Rupert Marshall-Luck
Rupert Marshall-Luck is a British violinist and musicologist.
After reading Music at Cambridge University, he was awarded a postgraduate scholarship to continue his studies with the eminent pedagogue Simon Fischer and thereafter won a Distinction for his degree of Master of Music. He now appears as soloist and recitalist at major festivals and venues throughout the UK as well as in France, Germany, the Netherlands, the Republic of Ireland, Switzerland and the USA. He is married to Em Marshall-Luck, the organiser of the English Music Festival.
Recordings
Marshall-Luck has made several recordings with the pianist Matthew Rickard of works by British composers for the label EM Records, his discs including World Première recordings of compositions written during the late nineteenth and early twentieth centuries and which, in many cases, he has himself edited for performance.

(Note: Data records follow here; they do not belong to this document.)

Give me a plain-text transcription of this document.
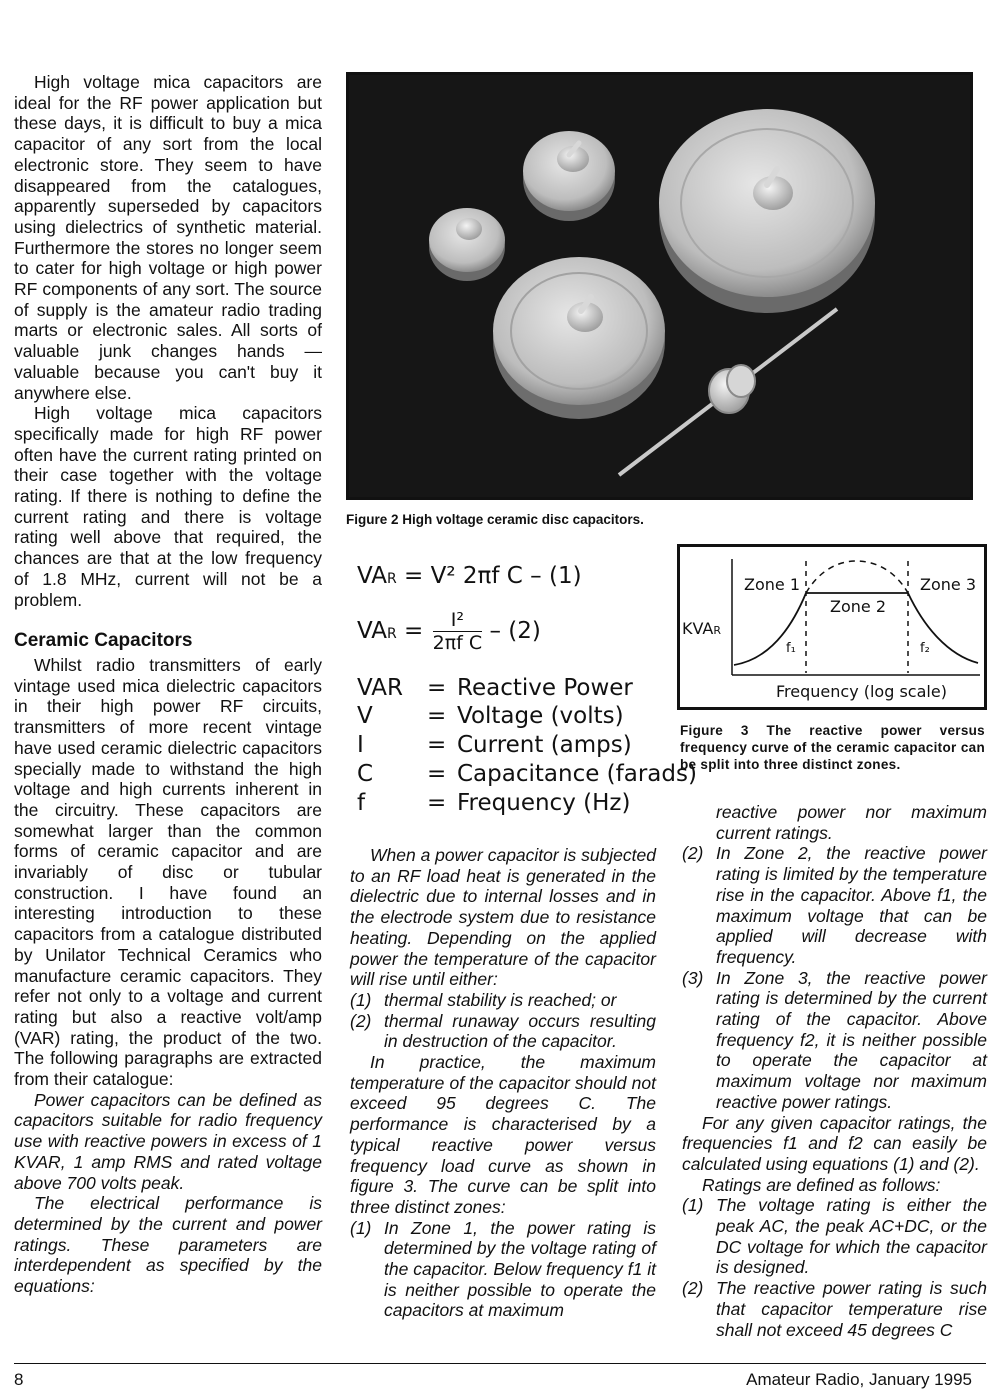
High voltage mica capacitors are ideal for the RF power application but these days, it is difficult to buy a mica capacitor of any sort from the local electronic store. They seem to have disappeared from the catalogues, apparently superseded by capacitors using dielectrics of synthetic material. Furthermore the stores no longer seem to cater for high voltage or high power RF components of any sort. The source of supply is the amateur radio trading marts or electronic sales. All sorts of valuable junk changes hands — valuable because you can't buy it anywhere else.

High voltage mica capacitors specifically made for high RF power often have the current rating printed on their case together with the voltage rating. If there is nothing to define the current rating and there is voltage rating well above that required, the chances are that at the low frequency of 1.8 MHz, current will not be a problem.

Ceramic Capacitors

Whilst radio transmitters of early vintage used mica dielectric capacitors in their high power RF circuits, transmitters of more recent vintage have used ceramic dielectric capacitors specially made to withstand the high voltage and high currents inherent in the circuitry. These capacitors are somewhat larger than the common forms of ceramic capacitor and are invariably of disc or tubular construction. I have found an interesting introduction to these capacitors from a catalogue distributed by Unilator Technical Ceramics who manufacture ceramic capacitors. They refer not only to a voltage and current rating but also a reactive volt/amp (VAR) rating, the product of the two. The following paragraphs are extracted from their catalogue:

Power capacitors can be defined as capacitors suitable for radio frequency use with reactive powers in excess of 1 KVAR, 1 amp RMS and rated voltage above 700 volts peak.

The electrical performance is determined by the current and power ratings. These parameters are interdependent as specified by the equations:

Figure 2 High voltage ceramic disc capacitors.
VAR = V² 2πf C – (1)
VAR = $\frac{\text{I²}}{\text{2πf C}} - (2)$
VAR = Reactive Power
V	= Voltage (volts)
I	= Current (amps)
C	= Capacitance (farads)
f	= Frequency (Hz)
Zone 1
Zone 2
Zone 3
KVAR
f₁	f₂
Frequency (log scale)
Figure 3 The reactive power versus frequency curve of the ceramic capacitor can be split into three distinct zones.

When a power capacitor is subjected to an RF load heat is generated in the dielectric due to internal losses and in the electrode system due to resistance heating. Depending on the applied power the temperature of the capacitor will rise until either:

(1) thermal stability is reached; or

(2) thermal runaway occurs resulting in destruction of the capacitor.

In practice, the maximum temperature of the capacitor should not exceed 95 degrees C. The performance is characterised by a typical reactive power versus frequency load curve as shown in figure 3. The curve can be split into three distinct zones:

(1) In Zone 1, the power rating is determined by the voltage rating of the capacitor. Below frequency f1 it is neither possible to operate the capacitors at maximum

reactive power nor maximum current ratings.

(2) In Zone 2, the reactive power rating is limited by the temperature rise in the capacitor. Above f1, the maximum voltage that can be applied will decrease with frequency.

(3) In Zone 3, the reactive power rating is determined by the current rating of the capacitor. Above frequency f2, it is neither possible to operate the capacitor at maximum voltage nor maximum reactive power ratings.

For any given capacitor ratings, the frequencies f1 and f2 can easily be calculated using equations (1) and (2).

Ratings are defined as follows:

(1) The voltage rating is either the peak AC, the peak AC+DC, or the DC voltage for which the capacitor is designed.

(2) The reactive power rating is such that capacitor temperature rise shall not exceed 45 degrees C

8	Amateur Radio, January 1995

These recordings have attracted much critical acclaim: his CDs of Violin Sonatas by Bliss, Walford Davies and York Bowen and of works for violin and piano by Elgar, Gurney and Sainsbury were both named as ‘Recordings of the Month’ by MusicWeb International; EMR CD001 was also commended by BBC Music Magazine: “Besides bombproof tuning and serious reserves of firepower, musicianship offers full-throated, gloss-free fullness of tone which would impress in any context”. His recording of Vaughan Williams’s Violin Sonata, Holst’s Five Pieces and Walford Davies’s Violin Sonata in E-flat was hailed by The Strad for its “deeply committed and discriminating performances... Marshall-Luck’s ability to spin cantabile lines with the subtlest of inflections pays dividends.”; whilst ‘Fanfare’ stated: “Marshall-Luck’s technique and intonation are flawless... each work is projected with knowing sensitivity and communicative expression.”He has also recorded a conspectus of the chamber music of John Pickard for Toccata Classics, which has also been well-received, International Record Review stating that “Rupert Marshall-Luck... proves as adept in an overtly contemporary idiom as in those of the early twentieth century with which he is most associated”; and Fanfare highlighting it as “a compact disc not to be missed”.